How to Buy French Homes: A Guide Before Signing the Contract

France offers real estate investors both an opportunity to be close to the bustling centers of the European economy, and also the idyllic and beautiful French countryside. With relatively low property prices, gorgeous settings, and a stable market, France seems to have it all for the interested buyer.

If you’re considering buying a home in France, keep reading for some crucial tips and benefits of the French housing market. The opportunities for profits are outstanding; however associated expenses can be fairly substantial and should be estimated prior to a final purchase.

1. Massive Rental Income Potential

France is a country of renters, meaning there are a lot of tenants willing and wanting to move into your property. If you’re considering the purchase of an urban or even country property with the intention of renting it, the vacancy rate in France is extremely low. This means you’re likely to get the unit rented quickly and for a long period of time.

That advantage is noteworthy, since a frequently vacant property is not only lost monthly income but can also become an easy target of vandalism.

2. The French Market is Slowing

After enormous growth in 2004, the French market is beginning to slow again. This is good news for investors because it means prices will be low for you. On the other hand, it could also become bad news if your property doesn’t appreciate over the years at the rate you hope.

3. Expect Higher Estate Agent Fees

Estate agents in France can charge fees as high as 15 percent, though most hover at about 7 and 8 percent. However, for the North American buyer more familiar with lower agent fees, this can be a shocking difference.

4. Be Careful About Capital Gains Tax

Should you decide to sell your French home in the future, you’ll not only want to make a profit, but you also must be careful of France’s strict capital gains tax. French natives are charged 26 percent of their profit, non-resident EU citizens are charged 16 percent and non-EU residents are billed a whopping 33.3 percent.

Despite this large taxation on real estate profit, the capital gains tax percentage rate is reduced over time the longer the house or land is retained by the owners. Knowledge of this tax should be taken into account as part of your investment strategy planning.

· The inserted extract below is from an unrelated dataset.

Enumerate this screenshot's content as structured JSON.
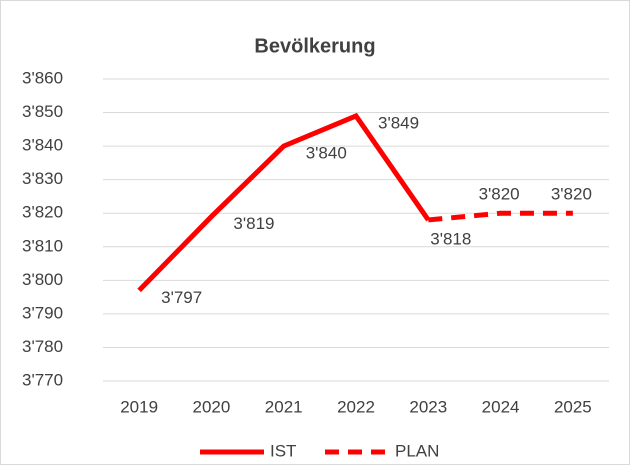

5. Be Prepared for Additional Solicitor and Registration Fees

Your solicitor or notary fees will cost you approximately 3 percent. Meanwhile, your registration fees will clock in at 6 percent with Transfer Tax costing 7.5 percent for resold homes and under 1 percent for brand new builds.

Before you buy in France, you need to be aware of the additional 16.5 percent you’ll have to pay on a resold home, not including any estate agent fees.

6. For Historic Properties, Check with a Lawyer

France has a very liberal housing market and legal system, but there are certain rules about heritage or historic properties, as well as vineyards. If you intend to purchase this type of property, consult a local lawyer and factor all known and likely expenses into your calculations before buying.